Bottomline | War and Peace

India and Pakistan need to pursue realistic confidence building measures which help contain crisis

Pravin SawhneyPravin Sawhney 

The recently concluded two days expert-level talks on military, both conventional and nuclear, Confidence Building Measures (CBMs) between India and Pakistan in Islamabad, was a non-event as it lacked political weight. According to news reports, the singularly important CBM sought by Pakistan was the need for mutual withdrawal of artillery guns 30km away from the Line of Control (LC). Two other once-again CBMs suggested by Islamabad were the need for a ‘strategic restraint regime’, and bilateral fissile material cut-off treaty. India, on the other hand, asked Pakistan to adopt a no-first-use nuclear weapons policy. Given the military dynamics between the two, all proposals were unrealistic and hence, unacceptable.

Ten truisms define military dynamics between the two adversaries. One, while Pakistan is a military threat for India, the latter is national security obsession for Pakistan. Two, as Pakistan does not accept status quo on Kashmir, it will continue with its support of terrorism into India until a mutually acceptable Kashmir resolution is found. Three, given Pakistan’s successful proxy war, India, and not Pakistan has reasons to start a conventional war.

Four, the Indian Army (IA) has advantage of large numbers in Jammu and Kashmir, and hence have options to get the better of Pakistan Army (PA) in this theatre. Five, as IA has more offensive forces, it’s possible gains in the Rajasthan sector (opposite Pakistan’s Punjab) can only be checkmated by PA with an undefined nuclear weapons policy. Six, given limited military capabilities on both sides, deterrence works best with lack of transparency. Seven, both militaries are professional and not expected to behave irrationally. Eight, both sides have learnt to live with a certain level of crisis. Nine, unlike the superpowers during The Cold War, chances of a conventional war and nuclear weapons exchange commencing simultaneously are naught. And ten, India’s strategic arsenal — fissile material, and delivery vectors — is meant to cater for two adversaries, Pakistan and China.

Given these realities, the Kashmir resolution is the only CBM worth chasing seriously. The ceasefire on the Line of Control has held since 26 November 2003, and is expected to last well into the future. A tranquil LC helps PA to remain focused on its western front in Afghanistan, as well as allows Chinese (civilians and soldiers) to continue with their increased developmental activities unhindered inside Pakistan Occupied Kashmir. This is not all. A peaceful LC encourages trade and people to people contact between the two Kashmirs and the PA will be loath to discourage this. The PA, therefore, is utilising the delay in Kashmir resolution to both strengthen its hold in Afghanistan, and to ballast Chinese stakes in Kashmir and Afghanistan.
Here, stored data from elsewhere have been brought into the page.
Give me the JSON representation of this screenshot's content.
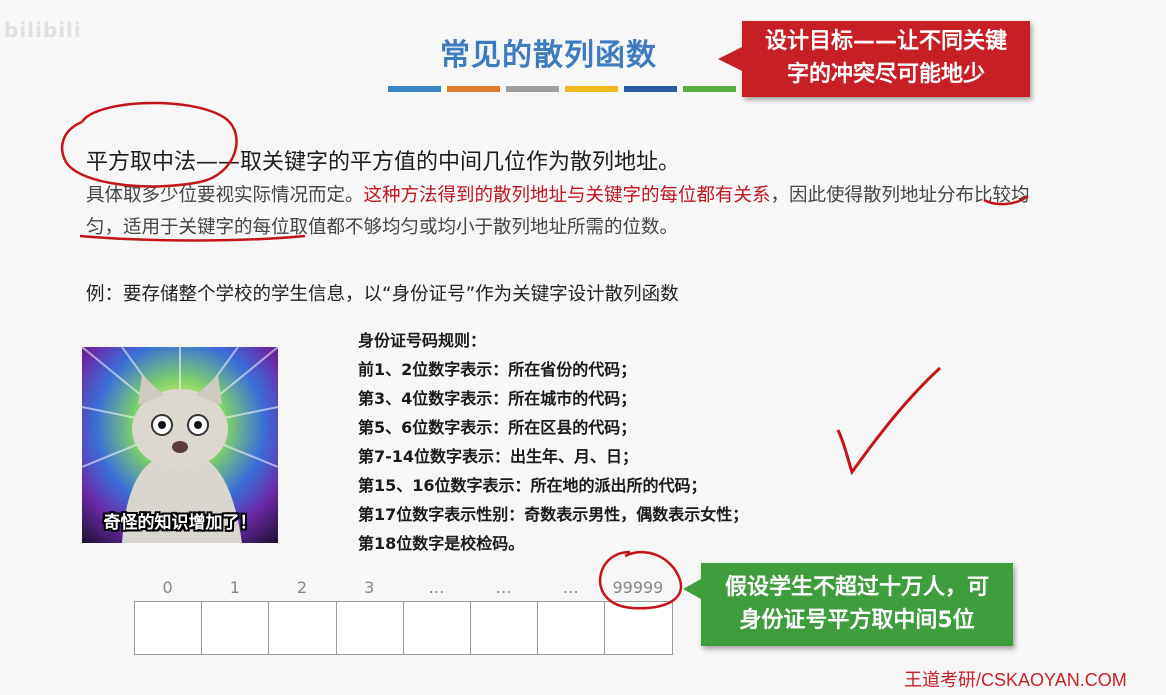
{
  "watermark": "bilibili",
  "slide": {
    "title": "常见的散列函数",
    "design_goal": {
      "line1": "设计目标——让不同关键",
      "line2": "字的冲突尽可能地少",
      "color": "#c81f25"
    },
    "divider_colors": [
      "#3a86c9",
      "#e07d2c",
      "#9e9e9e",
      "#f2b91e",
      "#2c5aa0",
      "#5aac44"
    ],
    "method": {
      "name": "平方取中法",
      "definition": "——取关键字的平方值的中间几位作为散列地址。"
    },
    "description": {
      "part1": "具体取多少位要视实际情况而定。",
      "highlight": "这种方法得到的散列地址与关键字的每位都有关系",
      "part2": "，因此使得散列地址分布比较均匀，适用于关键字的每位取值都不够均匀或均小于散列地址所需的位数。"
    },
    "example": "例：要存储整个学校的学生信息，以“身份证号”作为关键字设计散列函数",
    "meme_caption": "奇怪的知识增加了！",
    "id_rules": [
      "身份证号码规则：",
      "前1、2位数字表示：所在省份的代码；",
      "第3、4位数字表示：所在城市的代码；",
      "第5、6位数字表示：所在区县的代码；",
      "第7-14位数字表示：出生年、月、日；",
      "第15、16位数字表示：所在地的派出所的代码；",
      "第17位数字表示性别：奇数表示男性，偶数表示女性；",
      "第18位数字是校检码。"
    ],
    "table_indices": [
      "0",
      "1",
      "2",
      "3",
      "…",
      "…",
      "…",
      "99999"
    ],
    "assumption": {
      "line1": "假设学生不超过十万人，可",
      "line2": "身份证号平方取中间5位",
      "color": "#3f9e3c"
    },
    "footer": "王道考研/CSKAOYAN.COM"
  }
}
In the interim, both sides would be willing to consider bolstering those CBMs which prevent crisis resolution. The need is to build redundancy in bilateral army communication. While both director general military operations are supposed to talk with one another once a week, unfortunately, during crisis, making contact first is viewed as a sign of military weakness. There have been instances when a particular DGMO does not attend call from the other. Another channel of the Indian vice-chief of army staff and his PA counterpart should be opened. The Indian military communication has to be with the PA and not with its air force or navy as it has a limited role in deciding matters of war and peace. In this context, a bilateral exchange of senior army officers ought to be encouraged. Unfortunately, the Indian external affairs ministry is against giving an overt diplomatic role to the armed forces. It has instead suggested hotlines between the two foreign secretaries.

Another CBM worth considering will be a joint verification centre (JVC). This idea was first mentioned by former Pakistan chief of army staff, General Jehangir Karamat in FORCE, October 2003 issue. He wrote that: “Nuclear weapons need to be seen realistically. There cannot be transparency on the state of preparation, assembly, locations and readiness.

Segregation of nuclear capable delivery systems would make Pakistan’s limited assets vulnerable. There could, however, be agreement not to move to a red-alert or mated status without notification to the JVC that could then initiate crisis control measures.” While he had suggested representatives from both countries and the UN in the JVC, this could mutually be restricted to a bilateral arrangement. In addition, there could be a CBM to not issue war threatening statements or conduct ballistic missile tests during a crisis.

The above specific CBMs will help build meaningful trust. Once done, the two sides could engage in consultations on security concepts, nuclear doctrines, and avoidance of arms race as agreed under the memorandum of understanding signed as part of the 1999 Lahore Declaration. This will require involvement of both military and civilian personnel, something which will not be easy for India which has kept its armed forces at bay.